IRE1α Inhibitors as a Promising Therapeutic Strategy in Blood Malignancies

SIMPLE SUMMARY: Blood malignancies account for 6.9% of all cancer deaths. Inositol-requiring enzyme 1 alpha (IRE1α), a part of the unfolded protein response (UPR), has been shown to be pivotal for cancer cell development and progression, including blood cancers. Furthermore, IRE1α levels are often elevated in blood cancer cells, and they correspond with cell survival, response to treatment, and prognosis. The aim of our study is to summarize the current knowledge on IRE1α in blood cancers and to evaluate the potential utility of IRE1α inhibitors in the treatment of blood malignancies. The introduction of new therapies based on IRE1α inhibition may increase treatment efficacy and reduce the side effects of blood cancer therapy. ABSTRACT: Synthesis, folding, and structural maturation of proteins occur in the endoplasmic reticulum (ER). Accumulation of misfolded or unfolded proteins in the ER lumen contributes to the induction of ER stress and activation of the unfolded protein response (UPR) signaling pathway. Under ER stress, the UPR tries to maintain cellular homeostasis through different pathways, including the inositol-requiring enzyme 1 alpha (IRE1α)-dependent ones. IRE1α is located in an ER membrane, and it is evolutionarily the oldest UPR sensor.
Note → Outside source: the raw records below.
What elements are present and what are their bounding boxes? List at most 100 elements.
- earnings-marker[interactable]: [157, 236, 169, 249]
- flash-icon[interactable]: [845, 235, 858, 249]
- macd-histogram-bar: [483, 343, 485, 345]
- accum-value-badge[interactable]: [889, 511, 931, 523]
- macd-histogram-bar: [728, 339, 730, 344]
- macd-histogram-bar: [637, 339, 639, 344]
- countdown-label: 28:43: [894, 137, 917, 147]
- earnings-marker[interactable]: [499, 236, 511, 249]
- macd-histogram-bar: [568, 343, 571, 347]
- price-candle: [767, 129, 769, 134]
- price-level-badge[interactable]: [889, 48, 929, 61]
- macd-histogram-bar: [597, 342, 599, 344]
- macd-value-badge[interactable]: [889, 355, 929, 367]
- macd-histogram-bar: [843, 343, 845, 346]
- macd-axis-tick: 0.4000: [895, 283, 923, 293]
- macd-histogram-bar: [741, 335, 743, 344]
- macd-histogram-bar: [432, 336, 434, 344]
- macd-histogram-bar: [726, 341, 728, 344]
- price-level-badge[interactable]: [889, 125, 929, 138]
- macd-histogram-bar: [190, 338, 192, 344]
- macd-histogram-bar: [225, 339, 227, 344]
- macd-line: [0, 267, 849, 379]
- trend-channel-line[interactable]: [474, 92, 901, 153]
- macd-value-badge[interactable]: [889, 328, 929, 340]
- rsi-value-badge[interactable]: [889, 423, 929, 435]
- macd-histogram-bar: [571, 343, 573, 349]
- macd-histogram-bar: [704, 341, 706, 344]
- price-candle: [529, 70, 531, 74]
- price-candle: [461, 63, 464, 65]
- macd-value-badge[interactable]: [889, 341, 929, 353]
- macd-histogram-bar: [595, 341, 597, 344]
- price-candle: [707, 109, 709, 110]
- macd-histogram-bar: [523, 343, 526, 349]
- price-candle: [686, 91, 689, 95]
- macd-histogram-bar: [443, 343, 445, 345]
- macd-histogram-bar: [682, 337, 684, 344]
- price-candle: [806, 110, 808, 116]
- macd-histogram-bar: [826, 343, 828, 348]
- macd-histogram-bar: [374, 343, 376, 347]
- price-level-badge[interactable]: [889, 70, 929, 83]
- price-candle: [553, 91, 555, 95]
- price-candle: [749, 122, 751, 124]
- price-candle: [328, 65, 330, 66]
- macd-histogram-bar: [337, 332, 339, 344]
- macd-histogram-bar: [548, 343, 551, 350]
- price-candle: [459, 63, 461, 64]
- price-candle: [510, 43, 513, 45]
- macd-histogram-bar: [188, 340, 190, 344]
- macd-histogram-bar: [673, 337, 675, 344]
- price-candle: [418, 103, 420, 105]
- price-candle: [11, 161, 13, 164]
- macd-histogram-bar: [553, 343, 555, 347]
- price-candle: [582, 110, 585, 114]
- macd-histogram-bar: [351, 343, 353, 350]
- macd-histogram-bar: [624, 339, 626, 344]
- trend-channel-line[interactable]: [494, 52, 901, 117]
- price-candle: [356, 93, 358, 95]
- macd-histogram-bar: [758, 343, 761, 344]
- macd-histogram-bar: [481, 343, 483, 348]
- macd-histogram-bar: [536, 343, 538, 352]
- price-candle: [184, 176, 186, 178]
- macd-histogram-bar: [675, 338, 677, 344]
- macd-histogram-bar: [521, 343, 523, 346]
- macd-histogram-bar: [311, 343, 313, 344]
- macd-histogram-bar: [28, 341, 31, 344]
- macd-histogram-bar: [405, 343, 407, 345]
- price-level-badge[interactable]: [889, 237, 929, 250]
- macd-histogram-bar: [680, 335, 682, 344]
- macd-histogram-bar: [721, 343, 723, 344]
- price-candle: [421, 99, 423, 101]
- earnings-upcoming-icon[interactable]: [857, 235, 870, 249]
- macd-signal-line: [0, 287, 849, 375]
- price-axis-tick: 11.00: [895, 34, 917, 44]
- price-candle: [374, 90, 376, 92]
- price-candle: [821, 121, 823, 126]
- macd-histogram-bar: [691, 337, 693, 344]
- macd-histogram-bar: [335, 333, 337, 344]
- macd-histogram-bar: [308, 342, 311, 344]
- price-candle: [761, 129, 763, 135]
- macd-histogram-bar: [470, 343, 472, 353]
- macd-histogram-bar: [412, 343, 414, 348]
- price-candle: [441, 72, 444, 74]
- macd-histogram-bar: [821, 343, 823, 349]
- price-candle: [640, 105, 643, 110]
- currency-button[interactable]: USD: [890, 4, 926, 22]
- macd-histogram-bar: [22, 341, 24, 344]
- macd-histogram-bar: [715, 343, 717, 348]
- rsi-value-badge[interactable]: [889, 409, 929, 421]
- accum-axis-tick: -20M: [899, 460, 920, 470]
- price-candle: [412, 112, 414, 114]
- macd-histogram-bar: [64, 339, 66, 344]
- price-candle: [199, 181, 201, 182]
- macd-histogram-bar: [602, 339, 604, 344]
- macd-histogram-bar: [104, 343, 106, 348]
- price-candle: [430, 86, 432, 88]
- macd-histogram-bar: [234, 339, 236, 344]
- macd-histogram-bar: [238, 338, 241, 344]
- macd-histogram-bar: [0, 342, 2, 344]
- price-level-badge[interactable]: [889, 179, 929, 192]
Activation of IRE1α via ER stress triggers the formation of the spliced form of XBP1 (XBP1s), which has been linked to a pro-survival effect in cancer cells. The role of IRE1α is critical for blood cancer cells, and it was found that the levels of IRE1α and XBP1s are elevated in various hematological malignancies. This review paper is focused on summarizing the latest knowledge about the role of IRE1α and on the assessment of the potential utility of IRE1α inhibitors in blood cancers.